Impoverimento dell’ozono
Buco dell’ozono antartico
Il caso più grave di impoverimento dell’ozono è stato documentato per la prima volta nel 1985 in un documento degli scienziati del British Antarctic Survey (BAS) Joseph C. Farman, Brian G. Gardiner, e Jonathan D. Shanklin. A partire dalla fine degli anni ’70, una grande e rapida diminuzione dell’ozono totale, spesso di oltre il 60% rispetto alla media globale, è stata osservata in primavera (da settembre a novembre) sull’Antartide. Farman e i suoi colleghi hanno documentato per la prima volta questo fenomeno sulla loro stazione BAS di Halley Bay, in Antartide. Le loro analisi hanno attirato l’attenzione della comunità scientifica, che ha scoperto che queste diminuzioni nella colonna di ozono totale erano superiori al 50 per cento rispetto ai valori storici osservati sia da tecniche terrestri che satellitari.
A seguito dell’articolo di Farman, sono sorte diverse ipotesi che cercavano di spiegare il “buco dell’ozono” antartico. Inizialmente fu proposto che la diminuzione dell’ozono potesse essere spiegata dal ciclo catalitico del cloro, in cui singoli atomi di cloro e i loro composti rimuovono singoli atomi di ossigeno dalle molecole di ozono. Poiché si è verificata una perdita di ozono maggiore di quella che poteva essere spiegata dalla fornitura di cloro reattivo disponibile nelle regioni polari dai processi conosciuti a quel tempo, sono sorte altre ipotesi.
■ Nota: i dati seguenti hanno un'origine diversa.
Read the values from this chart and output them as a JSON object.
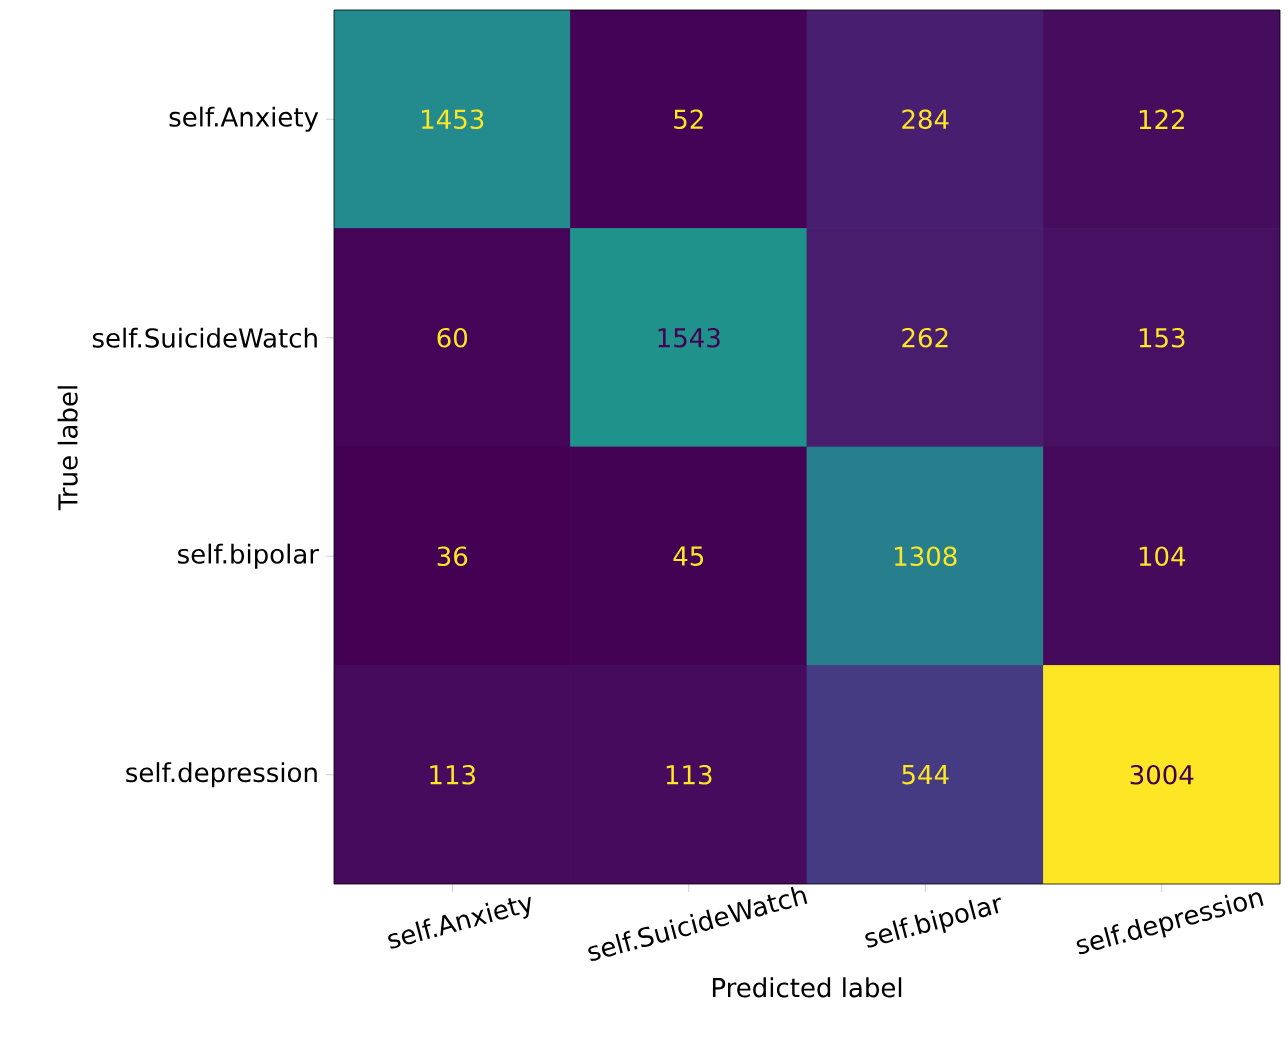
{
  "chart_data": {
    "type": "heatmap",
    "xlabel": "Predicted label",
    "ylabel": "True label",
    "categories": [
      "self.Anxiety",
      "self.SuicideWatch",
      "self.bipolar",
      "self.depression"
    ],
    "y_categories": [
      "self.Anxiety",
      "self.SuicideWatch",
      "self.bipolar",
      "self.depression"
    ],
    "cells": [
      [
        1453,
        52,
        284,
        122
      ],
      [
        60,
        1543,
        262,
        153
      ],
      [
        36,
        45,
        1308,
        104
      ],
      [
        113,
        113,
        544,
        3004
      ]
    ],
    "data_labels": true
  }
}
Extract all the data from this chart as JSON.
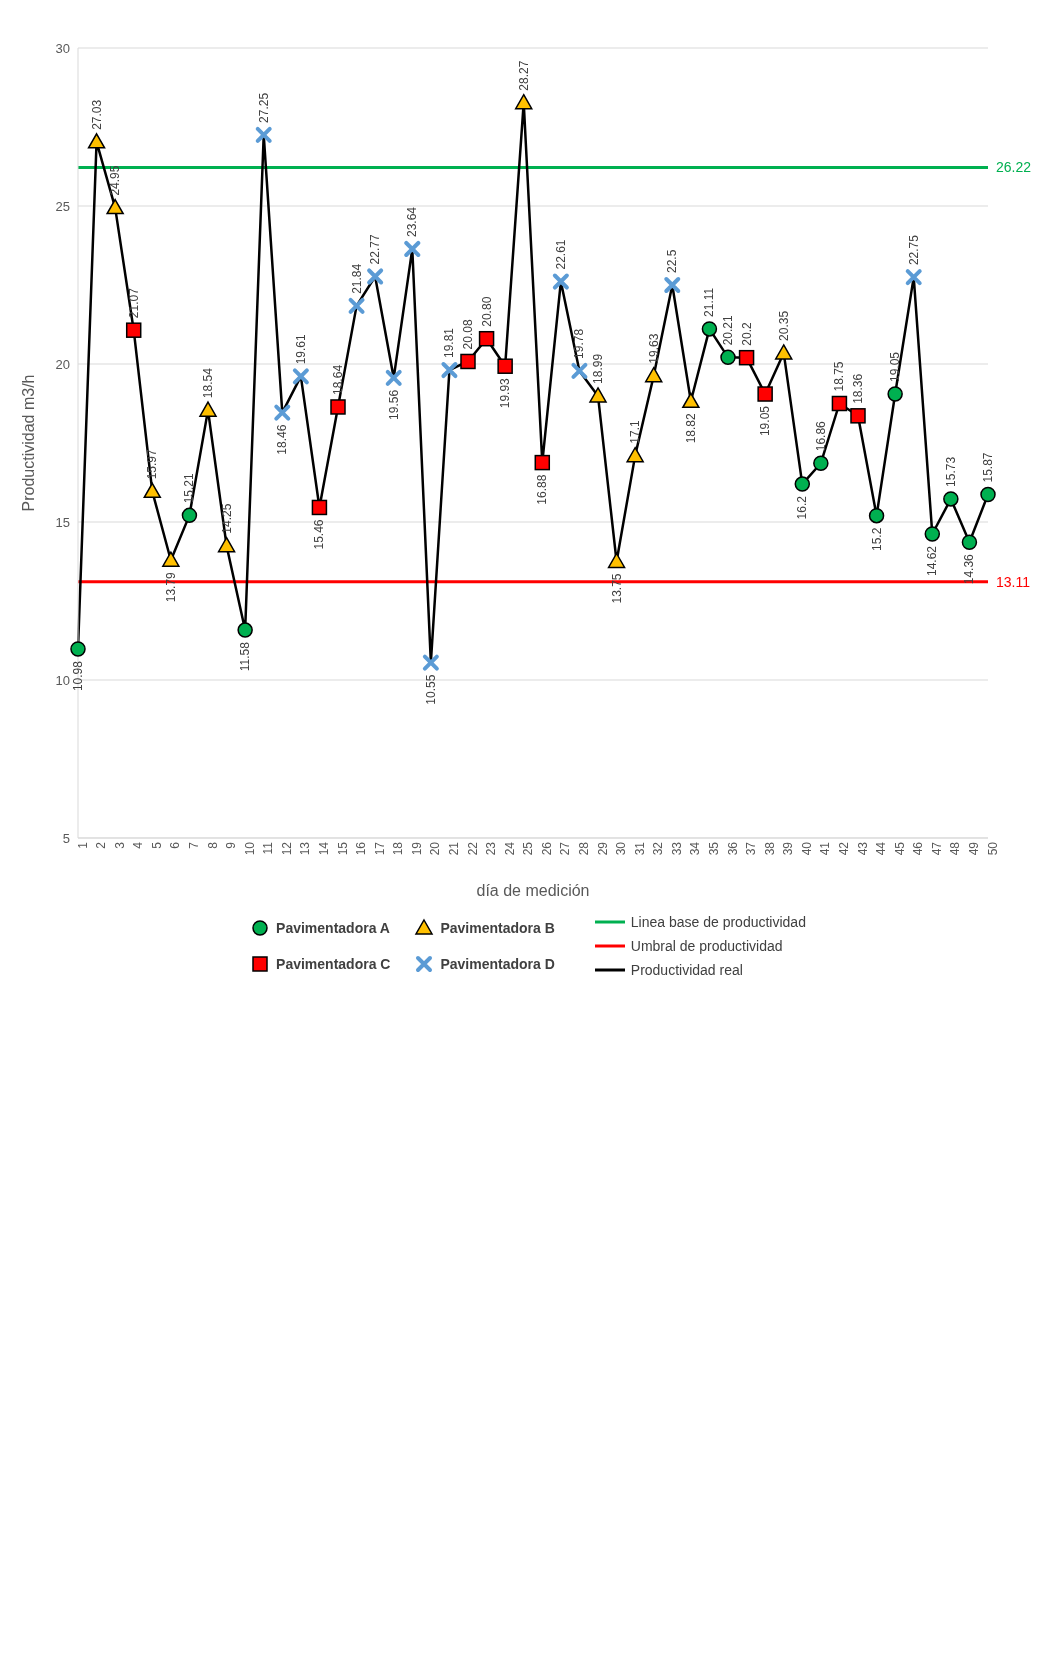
{
  "chart_data": {
    "type": "line",
    "xlabel": "día de medición",
    "ylabel": "Productividad m3/h",
    "categories": [
      "1",
      "2",
      "3",
      "4",
      "5",
      "6",
      "7",
      "8",
      "9",
      "10",
      "11",
      "12",
      "13",
      "14",
      "15",
      "16",
      "17",
      "18",
      "19",
      "20",
      "21",
      "22",
      "23",
      "24",
      "25",
      "26",
      "27",
      "28",
      "29",
      "30",
      "31",
      "32",
      "33",
      "34",
      "35",
      "36",
      "37",
      "38",
      "39",
      "40",
      "41",
      "42",
      "43",
      "44",
      "45",
      "46",
      "47",
      "48",
      "49",
      "50"
    ],
    "ylim": [
      5,
      30
    ],
    "yticks": [
      5,
      10,
      15,
      20,
      25,
      30
    ],
    "grid": "y",
    "legend": "bottom",
    "series": [
      {
        "name": "Linea base de productividad",
        "color": "#00b050",
        "marker": "none",
        "values": [
          26.22,
          26.22,
          26.22,
          26.22,
          26.22,
          26.22,
          26.22,
          26.22,
          26.22,
          26.22,
          26.22,
          26.22,
          26.22,
          26.22,
          26.22,
          26.22,
          26.22,
          26.22,
          26.22,
          26.22,
          26.22,
          26.22,
          26.22,
          26.22,
          26.22,
          26.22,
          26.22,
          26.22,
          26.22,
          26.22,
          26.22,
          26.22,
          26.22,
          26.22,
          26.22,
          26.22,
          26.22,
          26.22,
          26.22,
          26.22,
          26.22,
          26.22,
          26.22,
          26.22,
          26.22,
          26.22,
          26.22,
          26.22,
          26.22,
          26.22
        ],
        "value_labels": [
          null,
          null,
          null,
          null,
          null,
          null,
          null,
          null,
          null,
          null,
          null,
          null,
          null,
          null,
          null,
          null,
          null,
          null,
          null,
          null,
          null,
          null,
          null,
          null,
          null,
          null,
          null,
          null,
          null,
          null,
          null,
          null,
          null,
          null,
          null,
          null,
          null,
          null,
          null,
          null,
          null,
          null,
          null,
          null,
          null,
          null,
          null,
          null,
          null,
          "26.22"
        ]
      },
      {
        "name": "Umbral de productividad",
        "color": "#ff0000",
        "marker": "none",
        "values": [
          13.11,
          13.11,
          13.11,
          13.11,
          13.11,
          13.11,
          13.11,
          13.11,
          13.11,
          13.11,
          13.11,
          13.11,
          13.11,
          13.11,
          13.11,
          13.11,
          13.11,
          13.11,
          13.11,
          13.11,
          13.11,
          13.11,
          13.11,
          13.11,
          13.11,
          13.11,
          13.11,
          13.11,
          13.11,
          13.11,
          13.11,
          13.11,
          13.11,
          13.11,
          13.11,
          13.11,
          13.11,
          13.11,
          13.11,
          13.11,
          13.11,
          13.11,
          13.11,
          13.11,
          13.11,
          13.11,
          13.11,
          13.11,
          13.11,
          13.11
        ],
        "value_labels": [
          null,
          null,
          null,
          null,
          null,
          null,
          null,
          null,
          null,
          null,
          null,
          null,
          null,
          null,
          null,
          null,
          null,
          null,
          null,
          null,
          null,
          null,
          null,
          null,
          null,
          null,
          null,
          null,
          null,
          null,
          null,
          null,
          null,
          null,
          null,
          null,
          null,
          null,
          null,
          null,
          null,
          null,
          null,
          null,
          null,
          null,
          null,
          null,
          null,
          "13.11"
        ]
      },
      {
        "name": "Productividad real",
        "color": "#000000",
        "marker": "none",
        "values": [
          10.98,
          27.03,
          24.95,
          21.07,
          15.97,
          13.79,
          15.21,
          18.54,
          14.25,
          11.58,
          27.25,
          18.46,
          19.61,
          15.46,
          18.64,
          21.84,
          22.77,
          19.56,
          23.64,
          10.55,
          19.81,
          20.08,
          20.8,
          19.93,
          28.27,
          16.88,
          22.61,
          19.78,
          18.99,
          13.75,
          17.1,
          19.63,
          22.5,
          18.82,
          21.11,
          20.21,
          20.2,
          19.05,
          20.35,
          16.2,
          16.86,
          18.75,
          18.36,
          15.2,
          19.05,
          22.75,
          14.62,
          15.73,
          14.36,
          15.87
        ],
        "value_labels": [
          "10.98",
          "27.03",
          "24.95",
          "21.07",
          "15.97",
          "13.79",
          "15.21",
          "18.54",
          "14.25",
          "11.58",
          "27.25",
          "18.46",
          "19.61",
          "15.46",
          "18.64",
          "21.84",
          "22.77",
          "19.56",
          "23.64",
          "10.55",
          "19.81",
          "20.08",
          "20.80",
          "19.93",
          "28.27",
          "16.88",
          "22.61",
          "19.78",
          "18.99",
          "13.75",
          "17.1",
          "19.63",
          "22.5",
          "18.82",
          "21.11",
          "20.21",
          "20.2",
          "19.05",
          "20.35",
          "16.2",
          "16.86",
          "18.75",
          "18.36",
          "15.2",
          "19.05",
          "22.75",
          "14.62",
          "15.73",
          "14.36",
          "15.87"
        ]
      },
      {
        "name": "Pavimentadora A",
        "type": "scatter",
        "color": "#00b050",
        "marker": "circle",
        "x": [
          "1",
          "7",
          "10",
          "35",
          "36",
          "40",
          "41",
          "44",
          "45",
          "47",
          "48",
          "49",
          "50"
        ],
        "values": [
          10.98,
          15.21,
          11.58,
          21.11,
          20.21,
          16.2,
          16.86,
          15.2,
          19.05,
          14.62,
          15.73,
          14.36,
          15.87
        ]
      },
      {
        "name": "Pavimentadora B",
        "type": "scatter",
        "color": "#ffc000",
        "marker": "triangle",
        "x": [
          "2",
          "3",
          "5",
          "6",
          "8",
          "9",
          "25",
          "29",
          "30",
          "31",
          "32",
          "34",
          "39"
        ],
        "values": [
          27.03,
          24.95,
          15.97,
          13.79,
          18.54,
          14.25,
          28.27,
          18.99,
          13.75,
          17.1,
          19.63,
          18.82,
          20.35
        ]
      },
      {
        "name": "Pavimentadora C",
        "type": "scatter",
        "color": "#ff0000",
        "marker": "square",
        "x": [
          "4",
          "14",
          "15",
          "22",
          "23",
          "24",
          "26",
          "37",
          "38",
          "42",
          "43"
        ],
        "values": [
          21.07,
          15.46,
          18.64,
          20.08,
          20.8,
          19.93,
          16.88,
          20.2,
          19.05,
          18.75,
          18.36
        ]
      },
      {
        "name": "Pavimentadora D",
        "type": "scatter",
        "color": "#5b9bd5",
        "marker": "cross",
        "x": [
          "11",
          "12",
          "13",
          "16",
          "17",
          "18",
          "19",
          "20",
          "21",
          "27",
          "28",
          "33",
          "46"
        ],
        "values": [
          27.25,
          18.46,
          19.61,
          21.84,
          22.77,
          19.56,
          23.64,
          10.55,
          19.81,
          22.61,
          19.78,
          22.5,
          22.75
        ]
      }
    ]
  }
}
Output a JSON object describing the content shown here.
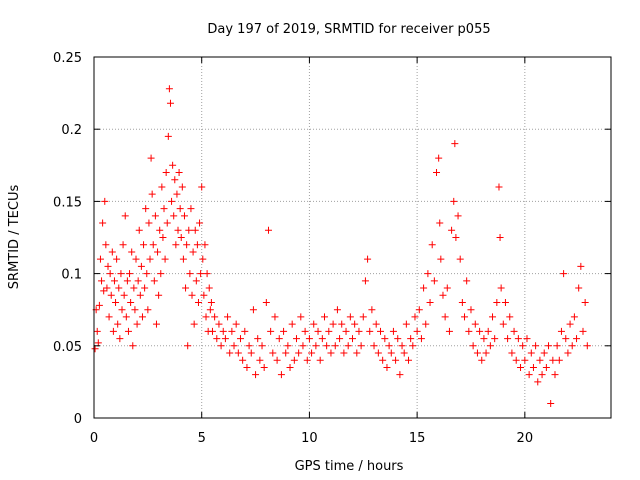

Una speciale campagna di misurazione condotta dalla National Aeronautics and Space Administration (NASA) e dalla National Oceanic and Atmospheric Administration (NOAA) nel 1987, così come misurazioni successive, dimostrarono che la chimica del cloro e del bromo erano effettivamente responsabili del buco dell’ozono, ma per un altro motivo: il buco sembrava essere il prodotto di reazioni chimiche che avvenivano sulle particelle che compongono le nuvole stratosferiche polari (PSC) nella bassa stratosfera.
Durante l’inverno l’aria sopra l’Antartide diventa estremamente fredda a causa della mancanza di luce solare e di una ridotta miscelazione dell’aria stratosferica inferiore sopra l’Antartide con l’aria al di fuori della regione. Questa ridotta miscelazione è causata dal vortice circumpolare, chiamato anche vortice polare invernale. Circondato da un getto di vento stratosferico che circola tra circa 50° e 65° S, l’aria sopra l’Antartide e i suoi mari adiacenti è effettivamente isolata dall’aria al di fuori della regione. Le temperature estremamente fredde all’interno del vortice portano alla formazione di PSC, che si verificano ad altitudini di circa 12-22 km (circa 7-14 miglia). Le reazioni chimiche che avvengono sulle particelle PSC convertono le molecole meno reattive contenenti cloro in forme più reattive come il cloro molecolare (Cl2) che si accumulano durante la notte polare. (Anche i composti del bromo e gli ossidi di azoto possono reagire con queste particelle di nuvole). Quando il giorno ritorna in Antartide all’inizio della primavera, la luce del sole rompe il cloro molecolare in singoli atomi di cloro che possono reagire con l’ozono e distruggerlo. La distruzione dell’ozono continua fino alla rottura del vortice polare, che di solito avviene in novembre.
Un vortice polare invernale si forma anche nell’emisfero nord. Tuttavia, in generale, non è né così forte né così freddo come quello che si forma in Antartide. Anche se le nuvole stratosferiche polari possono formarsi nell’Artico, raramente durano abbastanza a lungo da provocare ampie diminuzioni dell’ozono. Sono state misurate diminuzioni dell’ozono artico fino al 40%. Questo assottigliamento avviene tipicamente durante gli anni in cui le temperature della bassa stratosfera nel vortice artico sono state sufficientemente basse da portare a processi di distruzione dell’ozono simili a quelli riscontrati nel buco dell’ozono antartico. Come per l’Antartide, grandi aumenti delle concentrazioni di cloro reattivo sono stati misurati nelle regioni artiche dove si verificano alti livelli di distruzione dell’ozono.